10. Am 08.11.2019 langte die mit 05.11.2019 datierte Verbesserung der Beschwerde beim Bundesverwaltungsgericht ein.

Begründend wurde im Wesentlichen ausgeführt, dass die gesetzlichen Voraussetzungen für die amtswegige Wiederaufnahme des Verfahrens gemäß § 69 Abs. 1 Z 1 AVG gegenständlich nicht vorliegen würden. Erst im Zuge der Beantragung eines neuen Reisepasses in der Dominikanischen Republik im Jahr 2014 habe sich erstmals herausgestellt, dass die BF tatsächlich 1956 geboren sei und nicht 1966. Ihr sei in der Folge von den Behörden eine korrigierte Geburtsurkunde und ein Reisepass mit Geburtsdatum 1956 ausgestellt worden. Sie habe daher nie eine Leistung von einem österreichischen Sozialversicherungsträger durch gefälschte Urkunden, durch falsches Zeugnis oder durch eine andere strafbare Handlung erschlichen. Wenn sie auf diversen Anträgen der Jahre 2008, 2011 und am 30.10.2014 das Geburtsjahr 1966 angegeben habe, dann deshalb, weil ihr bis dahin nur dieses bekannt gewesen sei und dies auch dem im damaligen Reisepass angegebenen Geburtsjahr entsprochen habe. Hingegen sei ihr zum Zeitpunkt der Antragstellung auf Alterspension bereits das richtige Geburtsjahr 1956 bekannt gewesen und habe sie dieses dort auch angegeben. Für die Wiederaufnahme des Verfahrens fehle es daher an jeglicher Rechtsgrundlage. Es werde beantragt, das Bundesverwaltungsgericht möge aussprechen, dass die Wiederaufnahme des Verfahrens unzulässig ist und dass der Bescheid vom 22.08.2019 als gegenstandslos zu betrachten sei.

II. Das Bundesverwaltungsgericht hat erwogen:

1. Feststellungen:

Die BF, eine Staatsangehörige der Dominikanischen Republik, reiste spätestens 1991 in das Bundesgebiet ein, wo sie laut aktuellem Auszug aus dem Zentralen Melderegister zumindest seit 19.09.1992 bis zum Entscheidungszeitpunkt durchgehend über Hauptwohnsitzmeldungen verfügt (vgl Sozialversicherungsdatenauszug vom 21.01.2020; Auszug aus dem Zentralen Melderegister vom 21.01.2020). Sie ist seit 2008 mit einem österreichischen Staatsangehörigen verheiratet und verfügt in Österreich zum Entscheidungszeitpunkt über einen gültigen Aufenthaltstitel "Daueraufenthalt-EU" (vgl Auszug aus dem Zentralen Fremdenregister vom 21.01.2020).

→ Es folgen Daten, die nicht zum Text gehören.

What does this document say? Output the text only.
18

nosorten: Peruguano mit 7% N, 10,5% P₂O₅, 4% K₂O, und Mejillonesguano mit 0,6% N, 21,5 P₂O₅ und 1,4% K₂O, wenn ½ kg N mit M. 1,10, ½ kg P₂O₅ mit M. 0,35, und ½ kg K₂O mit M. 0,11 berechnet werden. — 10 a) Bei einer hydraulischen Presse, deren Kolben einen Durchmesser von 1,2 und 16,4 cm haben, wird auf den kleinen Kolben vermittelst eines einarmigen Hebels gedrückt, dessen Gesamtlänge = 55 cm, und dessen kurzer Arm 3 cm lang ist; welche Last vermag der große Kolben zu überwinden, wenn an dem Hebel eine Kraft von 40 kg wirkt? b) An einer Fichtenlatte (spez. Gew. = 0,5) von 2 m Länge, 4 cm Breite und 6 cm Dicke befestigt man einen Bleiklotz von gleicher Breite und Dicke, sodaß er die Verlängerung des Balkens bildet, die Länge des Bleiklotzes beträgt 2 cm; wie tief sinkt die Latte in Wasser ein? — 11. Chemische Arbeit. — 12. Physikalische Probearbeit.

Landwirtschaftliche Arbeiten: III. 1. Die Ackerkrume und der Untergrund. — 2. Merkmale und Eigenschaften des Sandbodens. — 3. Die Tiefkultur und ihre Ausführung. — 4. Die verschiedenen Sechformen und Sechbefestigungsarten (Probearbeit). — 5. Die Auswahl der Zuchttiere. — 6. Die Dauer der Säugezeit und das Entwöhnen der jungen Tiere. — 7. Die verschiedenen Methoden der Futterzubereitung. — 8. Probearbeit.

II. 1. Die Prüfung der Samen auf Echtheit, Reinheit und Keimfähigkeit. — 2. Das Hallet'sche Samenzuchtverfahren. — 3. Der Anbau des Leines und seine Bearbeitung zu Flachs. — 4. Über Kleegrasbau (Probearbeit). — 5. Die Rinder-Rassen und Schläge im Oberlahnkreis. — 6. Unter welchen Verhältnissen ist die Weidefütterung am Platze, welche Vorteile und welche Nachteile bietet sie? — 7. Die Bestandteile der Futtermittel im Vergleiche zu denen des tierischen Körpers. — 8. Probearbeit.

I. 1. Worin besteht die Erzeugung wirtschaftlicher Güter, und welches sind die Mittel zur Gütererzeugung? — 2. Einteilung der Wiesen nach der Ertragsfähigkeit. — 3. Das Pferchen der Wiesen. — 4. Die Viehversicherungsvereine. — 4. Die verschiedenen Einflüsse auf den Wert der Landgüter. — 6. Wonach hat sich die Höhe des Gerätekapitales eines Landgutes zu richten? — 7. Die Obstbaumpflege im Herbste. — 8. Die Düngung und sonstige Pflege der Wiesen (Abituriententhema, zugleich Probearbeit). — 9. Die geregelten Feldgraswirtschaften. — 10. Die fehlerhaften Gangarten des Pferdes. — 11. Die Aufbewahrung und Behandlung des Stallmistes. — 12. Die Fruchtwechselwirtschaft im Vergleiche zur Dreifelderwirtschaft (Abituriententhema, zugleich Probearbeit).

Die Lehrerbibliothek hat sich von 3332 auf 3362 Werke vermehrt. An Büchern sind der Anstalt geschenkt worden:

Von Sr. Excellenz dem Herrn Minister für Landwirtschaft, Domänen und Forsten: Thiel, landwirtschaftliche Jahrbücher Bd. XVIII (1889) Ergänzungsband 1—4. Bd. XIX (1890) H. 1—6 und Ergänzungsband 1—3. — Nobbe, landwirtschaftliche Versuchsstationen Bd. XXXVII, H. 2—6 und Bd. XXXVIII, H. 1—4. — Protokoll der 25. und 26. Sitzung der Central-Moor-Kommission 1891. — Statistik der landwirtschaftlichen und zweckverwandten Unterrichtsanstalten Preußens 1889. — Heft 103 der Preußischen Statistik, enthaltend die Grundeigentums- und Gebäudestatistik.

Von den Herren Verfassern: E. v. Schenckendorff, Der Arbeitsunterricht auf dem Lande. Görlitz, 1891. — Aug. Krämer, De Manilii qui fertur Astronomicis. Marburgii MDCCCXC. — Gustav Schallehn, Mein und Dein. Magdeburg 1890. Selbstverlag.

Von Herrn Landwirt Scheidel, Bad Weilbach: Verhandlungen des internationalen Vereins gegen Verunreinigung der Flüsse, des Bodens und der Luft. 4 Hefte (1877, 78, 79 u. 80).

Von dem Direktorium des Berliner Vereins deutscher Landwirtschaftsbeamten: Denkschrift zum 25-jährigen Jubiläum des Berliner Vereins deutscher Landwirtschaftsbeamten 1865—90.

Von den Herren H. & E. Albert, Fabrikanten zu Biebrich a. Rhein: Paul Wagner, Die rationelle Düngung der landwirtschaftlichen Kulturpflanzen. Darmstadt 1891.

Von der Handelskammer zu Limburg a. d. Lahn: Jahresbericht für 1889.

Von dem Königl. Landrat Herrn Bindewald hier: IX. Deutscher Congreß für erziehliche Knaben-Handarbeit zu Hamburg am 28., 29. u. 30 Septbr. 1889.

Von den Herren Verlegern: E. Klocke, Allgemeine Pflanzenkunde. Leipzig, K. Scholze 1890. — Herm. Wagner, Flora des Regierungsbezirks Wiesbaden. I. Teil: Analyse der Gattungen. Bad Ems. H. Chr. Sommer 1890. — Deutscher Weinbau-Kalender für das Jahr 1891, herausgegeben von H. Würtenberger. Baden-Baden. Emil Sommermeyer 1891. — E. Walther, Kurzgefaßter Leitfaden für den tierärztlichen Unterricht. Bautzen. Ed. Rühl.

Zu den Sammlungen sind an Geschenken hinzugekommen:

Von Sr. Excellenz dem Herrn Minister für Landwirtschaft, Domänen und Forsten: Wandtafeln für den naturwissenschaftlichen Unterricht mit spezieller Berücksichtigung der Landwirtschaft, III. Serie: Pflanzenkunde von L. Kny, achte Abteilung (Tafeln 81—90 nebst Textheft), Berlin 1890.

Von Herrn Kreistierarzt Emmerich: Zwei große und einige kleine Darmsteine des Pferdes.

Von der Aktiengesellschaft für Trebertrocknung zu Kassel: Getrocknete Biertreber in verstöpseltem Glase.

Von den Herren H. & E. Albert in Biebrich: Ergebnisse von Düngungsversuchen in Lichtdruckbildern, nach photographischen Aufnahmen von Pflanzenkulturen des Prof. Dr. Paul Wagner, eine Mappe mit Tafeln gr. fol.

Die BF verfügte zumindest bis Juli 2014 über Reisepässe der Dominikanischen Republik, in welchem ihr Geburtsjahr mit 1966 vermerkt war (vgl aktenkundige Kopien der Reisepässe gültig von 30.08.1990 bis 30.08.1992, von 09.07.1996 bis 09.07.1998, von 10.06.2002 bis 10.06.2008 und von 09.07.2008 bis 09.07.2014).

Im Zuge der erneuten Beantragung auf Ausstellung eines neuen Reisepasses im Jahr 2014 erfuhr das Geburtsjahr der BF seitens der Behörden der Dominikanischen Republik eine Korrektur um zehn Jahre, nämlich auf das Jahr 1956. Der BF wurde in der Folge eine Geburtsurkunde und ein Reisepass mit Geburtsjahr 1956 ausgestellt (vgl Angaben der BF vor der Gemeinde A. am 11.06.2019; Angaben Beschwerdeergänzung; aktenkundige Kopie des aktuell gültigen Reisepasses, ausgestellt am 15.11.2014 und gültig bis 15.11.2020; aktenkundige beglaubigte Übersetzung der 2014 ausgestellten Geburtsurkunde aus der Dominikanischen Republik).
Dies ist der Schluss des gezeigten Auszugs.